A cylinder will slip on an inclined plane of inclination angle $$\theta $$ if the coefficient of static friction between plane and cylinder is A. less than $$\frac{1}{3}\tan \theta $$ B. less than $$\frac{2}{3}\tan \theta $$ C. less than $$\frac{1}{3}\sin \theta $$ D. less than $$\frac{2}{3}\sin \theta $$

The correct answer is: A. less than $\frac{1}{3}\tan \theta$

The coefficient of static friction is the ratio of the maximum static friction force to the normal force. The normal force is the force perpendicular to the surface of contact. The maximum static friction force is the maximum force that can be applied to an object without causing it to move.

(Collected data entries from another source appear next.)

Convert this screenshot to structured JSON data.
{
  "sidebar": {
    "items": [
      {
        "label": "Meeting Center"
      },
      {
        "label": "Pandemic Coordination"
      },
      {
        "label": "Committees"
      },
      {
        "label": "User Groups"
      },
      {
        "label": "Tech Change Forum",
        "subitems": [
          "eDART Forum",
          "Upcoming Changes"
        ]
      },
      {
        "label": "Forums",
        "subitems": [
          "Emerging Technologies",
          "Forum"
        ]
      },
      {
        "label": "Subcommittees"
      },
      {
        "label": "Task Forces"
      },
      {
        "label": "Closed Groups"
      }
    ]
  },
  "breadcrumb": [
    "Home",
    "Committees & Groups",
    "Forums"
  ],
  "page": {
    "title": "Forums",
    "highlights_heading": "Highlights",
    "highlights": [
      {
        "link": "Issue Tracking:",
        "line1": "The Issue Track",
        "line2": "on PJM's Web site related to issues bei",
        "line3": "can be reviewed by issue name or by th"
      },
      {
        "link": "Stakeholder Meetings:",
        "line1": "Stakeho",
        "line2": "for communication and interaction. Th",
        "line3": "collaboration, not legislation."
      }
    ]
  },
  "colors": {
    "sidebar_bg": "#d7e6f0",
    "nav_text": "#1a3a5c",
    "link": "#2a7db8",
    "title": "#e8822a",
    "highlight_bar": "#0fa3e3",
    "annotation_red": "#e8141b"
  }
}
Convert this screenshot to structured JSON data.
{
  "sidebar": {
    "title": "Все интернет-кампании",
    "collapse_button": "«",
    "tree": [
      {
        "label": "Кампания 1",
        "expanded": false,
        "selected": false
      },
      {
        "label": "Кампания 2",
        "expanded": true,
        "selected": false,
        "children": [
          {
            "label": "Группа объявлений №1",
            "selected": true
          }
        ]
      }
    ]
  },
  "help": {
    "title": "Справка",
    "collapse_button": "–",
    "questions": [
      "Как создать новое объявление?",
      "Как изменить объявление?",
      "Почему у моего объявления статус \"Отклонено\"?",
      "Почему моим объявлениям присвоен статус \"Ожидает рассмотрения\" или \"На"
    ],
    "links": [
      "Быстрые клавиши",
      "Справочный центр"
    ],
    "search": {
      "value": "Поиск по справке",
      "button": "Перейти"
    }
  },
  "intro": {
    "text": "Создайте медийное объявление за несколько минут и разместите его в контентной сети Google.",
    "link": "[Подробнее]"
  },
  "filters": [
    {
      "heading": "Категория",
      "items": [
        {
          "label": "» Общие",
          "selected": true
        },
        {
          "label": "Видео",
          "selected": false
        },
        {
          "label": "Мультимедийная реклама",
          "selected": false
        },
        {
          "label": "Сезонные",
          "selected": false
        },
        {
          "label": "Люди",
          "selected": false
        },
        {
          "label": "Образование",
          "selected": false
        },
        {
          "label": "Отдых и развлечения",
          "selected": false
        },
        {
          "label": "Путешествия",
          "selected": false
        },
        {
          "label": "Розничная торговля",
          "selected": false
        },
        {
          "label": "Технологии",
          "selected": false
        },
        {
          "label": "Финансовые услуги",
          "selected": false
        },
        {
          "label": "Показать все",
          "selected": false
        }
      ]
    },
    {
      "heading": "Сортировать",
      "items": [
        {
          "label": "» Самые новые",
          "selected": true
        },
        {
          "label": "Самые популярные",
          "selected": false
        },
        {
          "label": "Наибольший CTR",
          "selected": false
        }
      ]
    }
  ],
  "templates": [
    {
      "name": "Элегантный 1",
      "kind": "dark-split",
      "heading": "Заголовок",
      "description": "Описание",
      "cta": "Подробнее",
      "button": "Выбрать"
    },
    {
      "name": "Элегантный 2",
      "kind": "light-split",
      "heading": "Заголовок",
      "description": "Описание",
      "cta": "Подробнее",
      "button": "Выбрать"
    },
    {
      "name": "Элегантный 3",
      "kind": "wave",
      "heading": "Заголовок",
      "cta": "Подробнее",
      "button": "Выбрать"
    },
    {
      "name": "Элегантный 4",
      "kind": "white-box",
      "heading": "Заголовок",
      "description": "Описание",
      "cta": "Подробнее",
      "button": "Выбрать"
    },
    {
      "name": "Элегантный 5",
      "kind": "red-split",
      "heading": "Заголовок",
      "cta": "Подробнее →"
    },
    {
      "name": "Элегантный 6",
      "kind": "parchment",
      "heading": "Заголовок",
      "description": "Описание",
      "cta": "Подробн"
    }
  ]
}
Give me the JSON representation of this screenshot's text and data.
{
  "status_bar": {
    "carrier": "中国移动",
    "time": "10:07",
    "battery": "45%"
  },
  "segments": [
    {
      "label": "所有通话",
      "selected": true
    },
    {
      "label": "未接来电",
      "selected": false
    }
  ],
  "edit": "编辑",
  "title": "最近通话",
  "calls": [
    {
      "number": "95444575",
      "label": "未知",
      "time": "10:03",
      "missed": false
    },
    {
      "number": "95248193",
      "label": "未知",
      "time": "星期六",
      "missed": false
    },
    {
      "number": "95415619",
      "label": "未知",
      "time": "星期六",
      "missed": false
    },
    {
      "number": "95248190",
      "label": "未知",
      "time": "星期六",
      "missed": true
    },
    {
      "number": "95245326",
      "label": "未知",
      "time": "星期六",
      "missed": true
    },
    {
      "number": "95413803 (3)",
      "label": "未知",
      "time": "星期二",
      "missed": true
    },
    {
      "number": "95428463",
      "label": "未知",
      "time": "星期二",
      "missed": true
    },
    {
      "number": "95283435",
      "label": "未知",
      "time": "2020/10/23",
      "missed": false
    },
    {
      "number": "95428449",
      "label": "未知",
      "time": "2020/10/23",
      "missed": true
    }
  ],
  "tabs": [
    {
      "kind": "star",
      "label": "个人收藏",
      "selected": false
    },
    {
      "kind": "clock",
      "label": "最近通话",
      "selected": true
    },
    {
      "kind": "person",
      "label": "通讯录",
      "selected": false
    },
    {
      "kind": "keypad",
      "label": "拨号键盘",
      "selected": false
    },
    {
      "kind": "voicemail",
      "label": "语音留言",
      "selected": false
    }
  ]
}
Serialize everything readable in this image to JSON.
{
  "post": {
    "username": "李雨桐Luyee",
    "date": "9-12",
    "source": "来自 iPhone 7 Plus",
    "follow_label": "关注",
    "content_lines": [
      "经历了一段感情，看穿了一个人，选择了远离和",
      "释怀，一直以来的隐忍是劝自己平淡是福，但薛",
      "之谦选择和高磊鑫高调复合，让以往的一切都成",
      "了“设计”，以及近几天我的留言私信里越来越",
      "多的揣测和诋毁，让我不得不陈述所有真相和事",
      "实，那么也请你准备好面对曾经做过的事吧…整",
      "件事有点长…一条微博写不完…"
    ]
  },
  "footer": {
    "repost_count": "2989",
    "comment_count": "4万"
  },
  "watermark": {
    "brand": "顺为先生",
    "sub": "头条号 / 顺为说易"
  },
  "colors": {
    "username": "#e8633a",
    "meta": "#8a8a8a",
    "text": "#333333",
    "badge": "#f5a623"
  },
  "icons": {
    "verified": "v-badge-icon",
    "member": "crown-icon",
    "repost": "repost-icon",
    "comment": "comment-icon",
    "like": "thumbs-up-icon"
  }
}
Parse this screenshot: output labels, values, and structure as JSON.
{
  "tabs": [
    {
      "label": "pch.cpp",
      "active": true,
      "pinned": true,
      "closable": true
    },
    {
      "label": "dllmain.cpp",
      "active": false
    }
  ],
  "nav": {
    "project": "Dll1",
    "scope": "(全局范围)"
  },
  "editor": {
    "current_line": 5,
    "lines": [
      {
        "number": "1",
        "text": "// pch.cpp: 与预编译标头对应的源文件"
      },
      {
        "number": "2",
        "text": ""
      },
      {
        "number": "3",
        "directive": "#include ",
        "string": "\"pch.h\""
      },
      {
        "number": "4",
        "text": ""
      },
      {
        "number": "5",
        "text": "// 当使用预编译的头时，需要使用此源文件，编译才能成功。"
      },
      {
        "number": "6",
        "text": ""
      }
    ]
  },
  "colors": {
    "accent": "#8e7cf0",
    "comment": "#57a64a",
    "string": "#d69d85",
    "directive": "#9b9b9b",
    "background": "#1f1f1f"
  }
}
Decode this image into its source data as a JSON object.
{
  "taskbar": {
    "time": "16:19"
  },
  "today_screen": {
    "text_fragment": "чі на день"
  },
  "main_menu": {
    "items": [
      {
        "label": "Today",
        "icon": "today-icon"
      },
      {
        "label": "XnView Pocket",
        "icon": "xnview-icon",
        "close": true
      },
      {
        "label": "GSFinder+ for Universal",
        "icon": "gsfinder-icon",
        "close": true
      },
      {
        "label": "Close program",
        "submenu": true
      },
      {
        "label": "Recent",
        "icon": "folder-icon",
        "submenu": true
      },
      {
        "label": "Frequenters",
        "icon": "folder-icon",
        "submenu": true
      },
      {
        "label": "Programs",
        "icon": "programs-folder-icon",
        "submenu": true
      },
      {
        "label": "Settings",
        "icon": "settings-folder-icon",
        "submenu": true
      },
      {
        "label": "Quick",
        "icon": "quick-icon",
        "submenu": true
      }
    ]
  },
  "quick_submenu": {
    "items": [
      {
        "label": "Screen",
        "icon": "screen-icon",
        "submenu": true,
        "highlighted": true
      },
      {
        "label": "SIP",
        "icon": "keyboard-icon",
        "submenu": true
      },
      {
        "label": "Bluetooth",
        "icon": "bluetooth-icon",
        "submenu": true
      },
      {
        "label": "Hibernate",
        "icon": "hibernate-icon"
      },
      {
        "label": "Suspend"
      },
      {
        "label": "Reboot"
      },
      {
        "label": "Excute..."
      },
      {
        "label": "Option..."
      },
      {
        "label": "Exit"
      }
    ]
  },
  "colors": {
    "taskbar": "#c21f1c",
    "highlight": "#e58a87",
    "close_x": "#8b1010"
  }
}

When an object is placed on an inclined plane, the force of gravity pulls it down the plane. The normal force is the force that the plane exerts on the object to prevent it from falling through the plane. The static friction force is the force that opposes the motion of the object down the plane.

If the coefficient of static friction is less than $\frac{1}{3}\tan \theta$, then the static friction force will be less than the force of gravity. In this case, the object will slide down the plane.

If the coefficient of static friction is greater than $\frac{1}{3}\tan \theta$, then the static friction force will be greater than the force of gravity. In this case, the object will not slide down the plane.

The other options are incorrect because they do not take into account the coefficient of static friction.